Na jornada terrena da raça, os humanos sonharam encontrar uma fórmula que os protegesse de todas as doenças. Isto lhes permitiria vida saudável até a morte. Como a realidade teimava em contrariar o desejo e o sonho, eles transferiram a bem-aventurança ao mundo espiritual e consideraram a morte mera passagem do mundo material para aquele outro mundo. Isto avivou a imaginação e pavimentou a crença na transmigração das almas e na reencarnação. Segundo essa doutrina, vivendo e adquirindo conhecimento no mundo do espírito (luz), a alma da pessoa regressa ao mundo da matéria para cumprir missões (vida). Enquanto aguarda a reencarnação, a personalidade anímica, baixando em sessões espíritas, faz cirurgias e dita receitas para curar ou prevenir doenças sem nada cobrar (amor). 

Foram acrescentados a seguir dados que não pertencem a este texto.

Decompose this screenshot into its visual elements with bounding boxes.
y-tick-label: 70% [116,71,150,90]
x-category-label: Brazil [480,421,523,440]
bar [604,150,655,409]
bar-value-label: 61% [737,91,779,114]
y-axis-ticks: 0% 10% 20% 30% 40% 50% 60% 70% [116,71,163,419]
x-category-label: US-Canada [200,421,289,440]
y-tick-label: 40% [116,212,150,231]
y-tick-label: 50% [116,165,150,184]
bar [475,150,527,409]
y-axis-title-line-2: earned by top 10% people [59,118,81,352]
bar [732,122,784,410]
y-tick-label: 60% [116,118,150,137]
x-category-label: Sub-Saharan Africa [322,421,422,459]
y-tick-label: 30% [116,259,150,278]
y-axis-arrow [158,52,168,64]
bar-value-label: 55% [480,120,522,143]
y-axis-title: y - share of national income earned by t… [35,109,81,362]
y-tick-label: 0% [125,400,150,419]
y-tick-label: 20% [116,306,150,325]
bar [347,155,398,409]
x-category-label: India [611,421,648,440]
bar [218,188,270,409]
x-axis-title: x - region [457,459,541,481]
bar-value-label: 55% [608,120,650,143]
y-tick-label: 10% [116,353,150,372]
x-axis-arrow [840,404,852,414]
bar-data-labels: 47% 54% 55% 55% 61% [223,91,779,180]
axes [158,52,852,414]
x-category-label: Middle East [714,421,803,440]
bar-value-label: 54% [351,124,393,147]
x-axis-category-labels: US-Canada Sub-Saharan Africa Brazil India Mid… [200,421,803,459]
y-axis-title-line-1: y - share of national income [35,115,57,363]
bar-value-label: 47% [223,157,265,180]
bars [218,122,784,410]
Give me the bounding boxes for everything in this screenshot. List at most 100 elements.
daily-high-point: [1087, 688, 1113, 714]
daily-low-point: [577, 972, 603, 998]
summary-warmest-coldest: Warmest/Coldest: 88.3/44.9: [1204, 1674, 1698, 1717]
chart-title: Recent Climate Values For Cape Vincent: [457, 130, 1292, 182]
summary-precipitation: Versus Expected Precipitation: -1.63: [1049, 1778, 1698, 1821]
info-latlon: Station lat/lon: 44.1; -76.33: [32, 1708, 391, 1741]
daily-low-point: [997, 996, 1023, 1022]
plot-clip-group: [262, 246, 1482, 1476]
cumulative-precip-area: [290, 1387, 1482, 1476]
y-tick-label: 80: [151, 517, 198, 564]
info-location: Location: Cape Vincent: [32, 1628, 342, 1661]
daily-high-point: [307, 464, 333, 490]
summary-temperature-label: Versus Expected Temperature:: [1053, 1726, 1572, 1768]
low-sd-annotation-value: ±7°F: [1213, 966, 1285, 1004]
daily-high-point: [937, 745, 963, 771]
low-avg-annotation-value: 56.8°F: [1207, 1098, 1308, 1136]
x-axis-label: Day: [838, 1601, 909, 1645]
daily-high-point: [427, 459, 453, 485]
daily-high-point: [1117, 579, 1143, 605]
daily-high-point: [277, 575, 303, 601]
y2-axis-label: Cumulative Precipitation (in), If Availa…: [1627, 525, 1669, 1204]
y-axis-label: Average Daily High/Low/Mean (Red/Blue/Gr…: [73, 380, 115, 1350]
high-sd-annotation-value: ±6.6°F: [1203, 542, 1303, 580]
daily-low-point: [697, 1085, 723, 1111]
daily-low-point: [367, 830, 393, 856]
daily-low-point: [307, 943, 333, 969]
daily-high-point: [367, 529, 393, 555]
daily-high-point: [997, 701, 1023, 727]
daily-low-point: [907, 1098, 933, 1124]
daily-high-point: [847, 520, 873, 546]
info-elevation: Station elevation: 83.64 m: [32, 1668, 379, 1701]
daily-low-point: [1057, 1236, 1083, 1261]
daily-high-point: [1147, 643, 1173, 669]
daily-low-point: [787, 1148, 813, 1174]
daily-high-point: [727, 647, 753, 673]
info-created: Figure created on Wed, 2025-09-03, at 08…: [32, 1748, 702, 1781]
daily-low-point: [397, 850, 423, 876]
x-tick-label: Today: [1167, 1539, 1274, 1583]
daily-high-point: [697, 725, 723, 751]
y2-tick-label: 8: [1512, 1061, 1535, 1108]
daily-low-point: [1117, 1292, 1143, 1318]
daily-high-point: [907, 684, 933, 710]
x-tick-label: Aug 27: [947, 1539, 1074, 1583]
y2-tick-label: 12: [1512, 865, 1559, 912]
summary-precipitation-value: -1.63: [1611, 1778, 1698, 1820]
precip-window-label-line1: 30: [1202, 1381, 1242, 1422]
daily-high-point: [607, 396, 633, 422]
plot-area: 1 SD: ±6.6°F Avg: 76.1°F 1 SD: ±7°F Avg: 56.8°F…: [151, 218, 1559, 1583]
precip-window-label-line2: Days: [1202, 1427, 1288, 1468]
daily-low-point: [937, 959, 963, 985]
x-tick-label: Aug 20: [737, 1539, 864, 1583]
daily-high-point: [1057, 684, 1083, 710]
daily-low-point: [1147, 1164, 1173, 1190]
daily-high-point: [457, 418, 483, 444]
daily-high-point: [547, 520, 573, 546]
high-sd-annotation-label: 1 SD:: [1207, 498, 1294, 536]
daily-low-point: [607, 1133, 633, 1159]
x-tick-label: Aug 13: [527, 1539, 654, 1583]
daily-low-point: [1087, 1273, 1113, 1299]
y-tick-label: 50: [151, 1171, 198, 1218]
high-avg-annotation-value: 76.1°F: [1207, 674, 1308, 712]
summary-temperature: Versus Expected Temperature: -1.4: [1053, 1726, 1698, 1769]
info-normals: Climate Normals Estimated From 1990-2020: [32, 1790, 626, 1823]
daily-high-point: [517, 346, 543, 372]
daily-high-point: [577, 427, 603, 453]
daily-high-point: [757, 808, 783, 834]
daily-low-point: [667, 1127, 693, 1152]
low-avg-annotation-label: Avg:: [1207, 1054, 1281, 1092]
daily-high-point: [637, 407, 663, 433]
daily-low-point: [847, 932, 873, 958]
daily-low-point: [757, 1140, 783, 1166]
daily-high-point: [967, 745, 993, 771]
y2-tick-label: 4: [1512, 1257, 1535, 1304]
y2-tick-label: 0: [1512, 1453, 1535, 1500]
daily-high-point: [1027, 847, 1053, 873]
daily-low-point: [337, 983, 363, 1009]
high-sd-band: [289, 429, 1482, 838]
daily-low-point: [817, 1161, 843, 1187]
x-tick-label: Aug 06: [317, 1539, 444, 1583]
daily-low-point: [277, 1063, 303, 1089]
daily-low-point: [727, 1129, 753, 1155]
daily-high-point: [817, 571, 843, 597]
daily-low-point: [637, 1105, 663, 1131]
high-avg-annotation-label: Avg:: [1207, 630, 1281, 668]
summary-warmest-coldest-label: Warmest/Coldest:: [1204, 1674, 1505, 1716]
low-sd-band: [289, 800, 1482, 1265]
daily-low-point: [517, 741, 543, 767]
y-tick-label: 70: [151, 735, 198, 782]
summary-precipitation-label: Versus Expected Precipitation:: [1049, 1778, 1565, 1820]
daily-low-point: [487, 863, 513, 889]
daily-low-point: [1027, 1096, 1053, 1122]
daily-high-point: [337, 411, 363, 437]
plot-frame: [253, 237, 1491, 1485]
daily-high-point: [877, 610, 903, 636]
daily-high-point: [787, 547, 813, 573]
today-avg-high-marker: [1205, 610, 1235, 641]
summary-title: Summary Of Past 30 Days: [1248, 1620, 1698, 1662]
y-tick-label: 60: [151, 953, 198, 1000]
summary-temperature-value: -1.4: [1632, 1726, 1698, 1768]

Sem a fórmula da imunização total, os humanos encontraram a fórmula da imunização parcial. Na China do século X (901-1000) foi inventada a técnica da insuflação nasal para proteger da varíola. Consistia em soprar pelas narinas do paciente o pó obtido da mesma doença sofrida por outra pessoa. Combatia-se o veneno que atuava no organismo com o veneno similar manipulado, homeopatia cujo princípio ativo o médico alemão Samuel Hahnemann introduziu no Ocidente no século XVIII (1701-1800), mesmo século em que o médico inglês Edward Jenner descobriu nova fórmula para, com êxito, combater e erradicar a varíola. No século seguinte (1801-1900) o cientista francês Louis Pasteur expandiu a técnica imunizadora para outras doenças (cólera, antraz, raiva). Os elementos básicos da fórmula eram micro-organismos. A vacinação tornou-se procedimento de ordem pública, necessário e obrigatório. Foram produzidas vacinas contra catapora, caxumba, febre tifoide, gripe, poliomielite, rubéola, sarampo, tétano. As pesquisas prosseguem para cura e prevenção de outras doenças (câncer, aids) inclusive para erradicação da pandemia provocada pelo coronavírus

A imunização consiste num conjunto de procedimentos para aumentar a resistência do organismo e assim proteger os pacientes contra doenças infecciosas. A vacina, a imunoglobulina e o soro anticorpos são utilizados nessa terapia. A aplicação deve atender às contraindicações. A vacina pode gerar reações adversas locais (dor, edema) sistêmicas (febre, mal-estar, cefaleia) ou alérgicas (grave, morte). O antígeno resulta de um processo artificial que inclui o cultivo do vírus e a manipulação de adjuvantes, estabilizantes e conservantes. 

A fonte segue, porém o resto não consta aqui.